Alana Parker trains the presenters and by the time they walk into the classroom they are ready to discuss everything from self-discipline to money management.

In Ms. Clark’s eighth grade class Ruiz went through an exercise with the students that allowed them to make a choice and see what the consequences would be. Scenarios familiar to the students were presented such as choosing between studying and going to a party. Volunteers were able to make their choice and hear what Ruiz deemed as the result of that decision. And sometimes the poor decision led to some laughter from the other students.

McNatt led students through a discussion on time management. Using the analogy of daily activities and requirements as different size rocks and sand, McNatt challenged students to recognize what is important in their daily lives.

In Ms. Smith’s class, Clement explained that picking up smart decision-making skills would lead to students going from a basic cell phone to a new iPhone. These analogies seemed to make it clear to the students the importance of making smart choices and for Hollimon this skill is the centerpiece of the annual program.

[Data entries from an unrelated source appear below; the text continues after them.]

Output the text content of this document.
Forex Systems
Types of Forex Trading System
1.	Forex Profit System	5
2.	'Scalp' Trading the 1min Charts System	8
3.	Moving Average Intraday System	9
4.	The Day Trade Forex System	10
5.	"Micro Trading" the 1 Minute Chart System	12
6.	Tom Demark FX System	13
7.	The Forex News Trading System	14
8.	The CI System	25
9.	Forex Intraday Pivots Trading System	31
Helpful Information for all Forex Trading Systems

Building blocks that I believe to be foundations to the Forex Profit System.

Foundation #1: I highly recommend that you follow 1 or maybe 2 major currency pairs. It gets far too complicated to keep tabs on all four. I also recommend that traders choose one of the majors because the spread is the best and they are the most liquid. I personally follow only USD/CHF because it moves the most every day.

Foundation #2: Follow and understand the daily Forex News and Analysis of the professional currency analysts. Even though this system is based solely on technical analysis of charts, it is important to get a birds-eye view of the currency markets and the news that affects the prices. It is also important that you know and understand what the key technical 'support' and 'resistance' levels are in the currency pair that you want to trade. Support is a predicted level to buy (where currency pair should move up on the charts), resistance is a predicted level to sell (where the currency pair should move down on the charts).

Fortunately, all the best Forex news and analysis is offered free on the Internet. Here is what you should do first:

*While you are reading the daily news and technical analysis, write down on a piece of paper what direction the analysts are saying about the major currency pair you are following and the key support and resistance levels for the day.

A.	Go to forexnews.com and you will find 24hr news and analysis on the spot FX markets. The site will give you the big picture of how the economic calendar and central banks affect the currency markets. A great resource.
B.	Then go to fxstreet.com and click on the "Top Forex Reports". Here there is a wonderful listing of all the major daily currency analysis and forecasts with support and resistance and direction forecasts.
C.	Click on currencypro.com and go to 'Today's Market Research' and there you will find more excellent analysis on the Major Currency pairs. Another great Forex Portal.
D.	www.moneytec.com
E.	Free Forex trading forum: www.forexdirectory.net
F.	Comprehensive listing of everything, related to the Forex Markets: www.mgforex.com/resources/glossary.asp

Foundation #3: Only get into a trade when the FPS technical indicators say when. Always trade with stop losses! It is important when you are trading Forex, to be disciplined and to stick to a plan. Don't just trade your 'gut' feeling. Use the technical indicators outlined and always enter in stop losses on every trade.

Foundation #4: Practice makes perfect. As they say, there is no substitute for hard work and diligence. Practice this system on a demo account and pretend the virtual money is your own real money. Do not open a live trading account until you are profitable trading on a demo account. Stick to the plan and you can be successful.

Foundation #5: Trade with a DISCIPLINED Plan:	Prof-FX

“The way things are structured now students need to be able to start looking down the road and the paths that they will take to be successful,” Hollimon said. “If we can impart to them now the importance of making smart, sound decisions and how that will help them later in their four-year plan, then we can greatly help them.”

Hollimon said that each year there are different presenters and that she hopes the pool can continue to grow.

“As you can see we have people from different walks, from different occupations, and that is key because then students can see things from different perspectives,” Hollimon said. “Some students won’t be planning to attend a four-year college, and some students won’t be planning to join the workforce upon graduation. So this allows everyone to hear and learn what he or she needs to.

“These presenters are taking time away from their work and we are so grateful for that and the fact that their occupations allow them to volunteer their time” Hollimon said. “We hope the group of trained presenters can continue to grow so that if something were ever to come up and someone was unable to attend we would be able to get someone else in there.”

Hollimon said students are often overheard discussing the day’s lessons during the week of the CHOICES program and that she genuinely feels like they enjoy it.

“I think we all get a little excited during this time of the year,” Hollimon said. “This is such a great program and I hope to see it continue and grow each year.

“It is great to see the community and the schools join forces like this in order to help our students grow.”